Espagne, le phénomène Vox

 

Certes, le parti Vox aurait pu faire mieux, et le temps presse devant les menaces qui pèsent sur les nations européennes. Mais ne boudons pas notre plaisir, et l’obtention de près de 10 % des voix et de vingt-quatre députés aux élections législatives de dimanche dernier en Espagne (voir l’article d’Olivier Bault dans Présent d’hier), pour un parti fondé en 2013, et presque inconnu du public il y a encore six mois, est un sérieux coup de tonnerre dans le paysage politique européen, et ce surtout à quelques semaines des européennes.

Il s’agit d’une belle confirmation pour Vox après son entrée au Parlement d’Andalousie il y a tout juste quatre mois, avec 10,96 % des voix et 12 sièges. Un résultat salué par la présidente du Rassemblement national, Marine Le Pen, et les autres dirigeants nationalistes européens.

C’est sur la place Margaret-Thatcher de Madrid que les militants et sympathisants du parti Vox se sont réunis après les résultats du scrutin pour acclamer leur président, Santiago Abascal, lequel s’est montré très pugnace au micro : « Bienvenue à la résistance ! On continue, on continue sans peur, de rien ni de personne, on continue pour l’Espagne ! » Des paroles qui furent suivies par les slogans chantés par la foule : « Vive l’Espagne ! », « L’Espagne ! Unie ! Ne sera jamais vaincue ! », « L’Espagne est chrétienne ! Elle ne sera jamais musulmane ! »
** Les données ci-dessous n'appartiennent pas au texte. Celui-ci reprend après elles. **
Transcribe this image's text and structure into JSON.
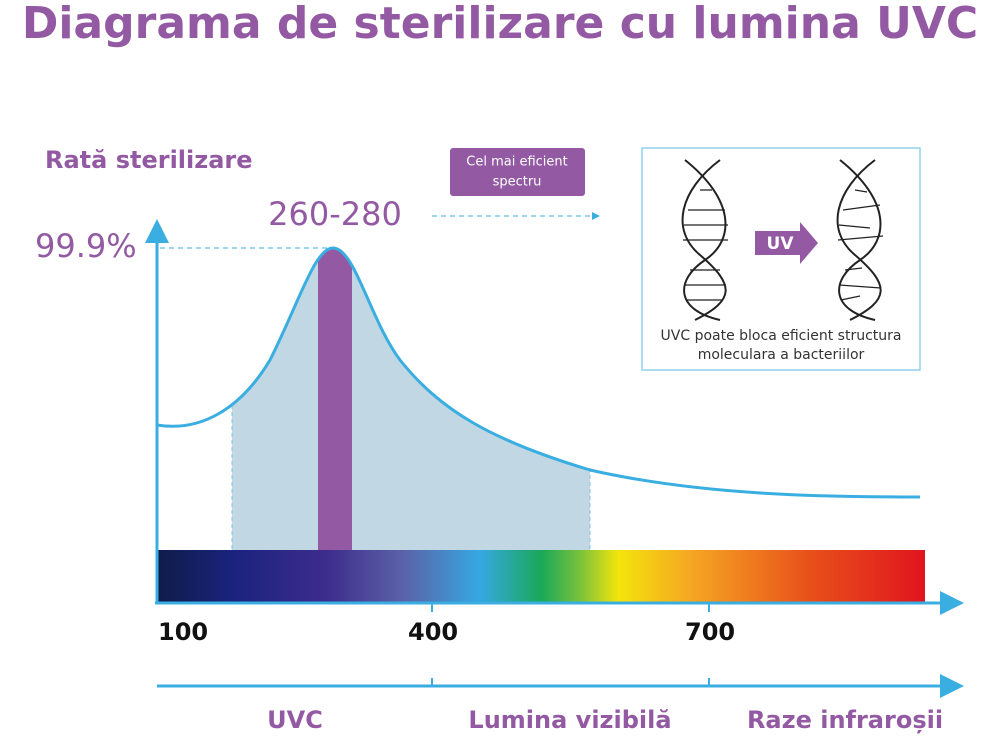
{
  "title": "Diagrama de sterilizare cu lumina UVC",
  "y_axis_label": "Rată sterilizare",
  "peak_value": "99.9%",
  "peak_range": "260-280",
  "callout": {
    "lines": [
      "Cel mai eficient",
      "spectru"
    ]
  },
  "inset": {
    "arrow_label": "UV",
    "caption": [
      "UVC poate bloca eficient structura",
      "moleculara a bacteriilor"
    ]
  },
  "x_ticks": [
    "100",
    "400",
    "700"
  ],
  "bands": [
    "UVC",
    "Lumina vizibilă",
    "Raze infraroșii"
  ]
}
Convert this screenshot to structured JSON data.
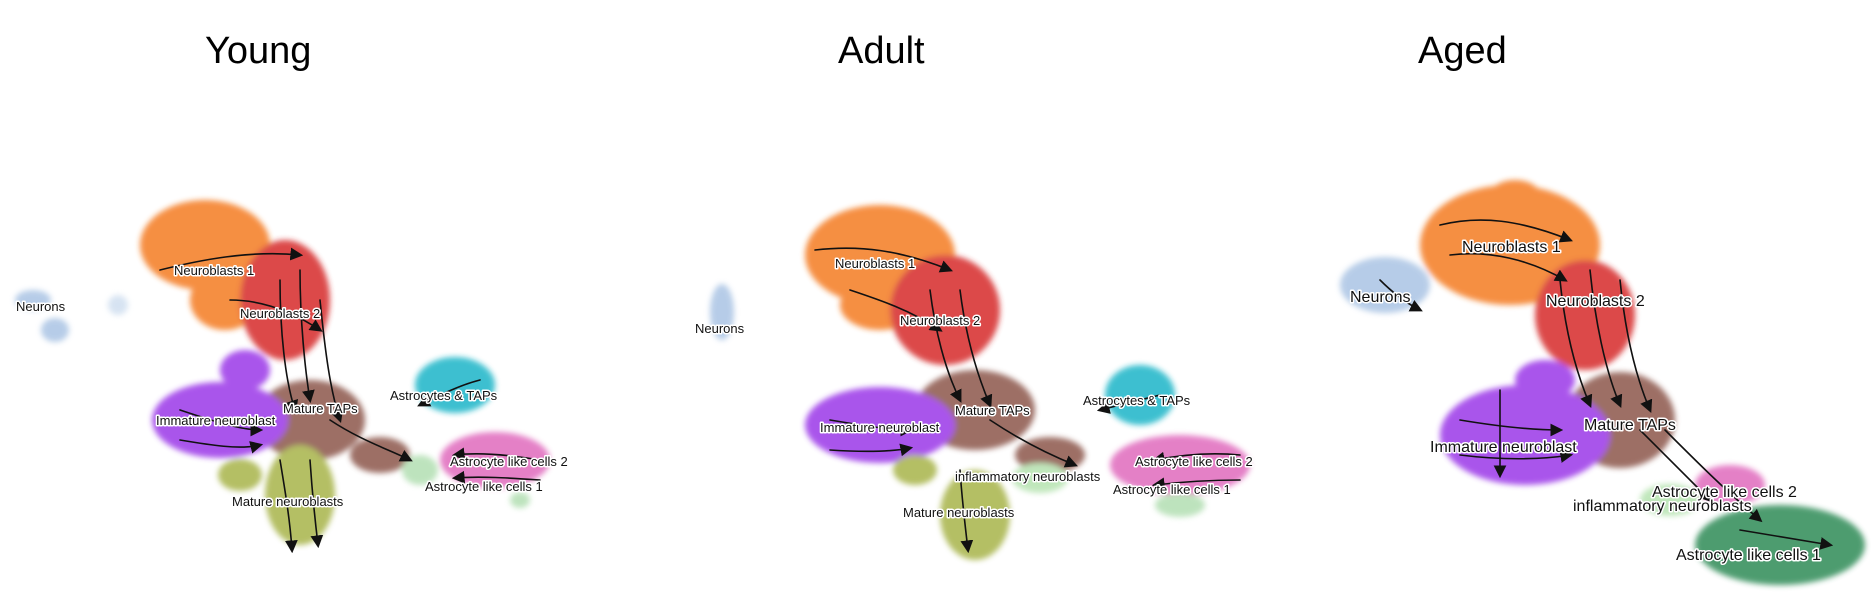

La percée de Vox sur la scène politique espagnole n’est pas un phénomène isolé en Europe, elle est semblable à la montée en puissance du Rassemblement national en France, et à la récente création du Parti du Brexit au Royaume-Uni ; chaque fois, c’est la déliquescence d’un parti conservateur de centre droit qui forme un appel d’air pour des électeurs de plus en plus radicalisés, et de plus en plus mécontents des choix politiques tièdes qu’on leur propose. Cette « révolution » des gens normaux est impossible à comprendre pour les élites et les dirigeants pro-européens et leur soupe socialisante. Malheureusement pour eux, qui ne cessent de répéter aux électeurs qu’espérer une victoire populiste et nationaliste à des scrutins est du domaine du vœu pieux, les références et les exemples aujourd’hui existent : Donald Trump, Viktor Orbán, Matteo Salvini, Jair Bolsonaro…

Vox rassemble ses électeurs sur des positions radicales, il est farouchement opposé à l’avortement et à l’euthanasie, il est également anti-Bruxelles et anti-immigration, contre l’entrée de la Turquie dans l’Union européenne, pro-famille, il demande la souveraineté espagnole sur Gibraltar, il est contre les lois sur la mémoire historique, contre le marxisme, et d’une façon plus anecdotique pour la tauromachie comme partie intégrante de la culture espagnole.

Le prochain scrutin des européennes s’accompagnera en Espagne des élections municipales et régionales. L’enjeu est de taille pour Vox, puisqu’un bon résultat de sa part permettrait à une coalition de droite de reprendre à la gauche nombre de municipalités et certaines régions. Affaire à suivre donc très bientôt.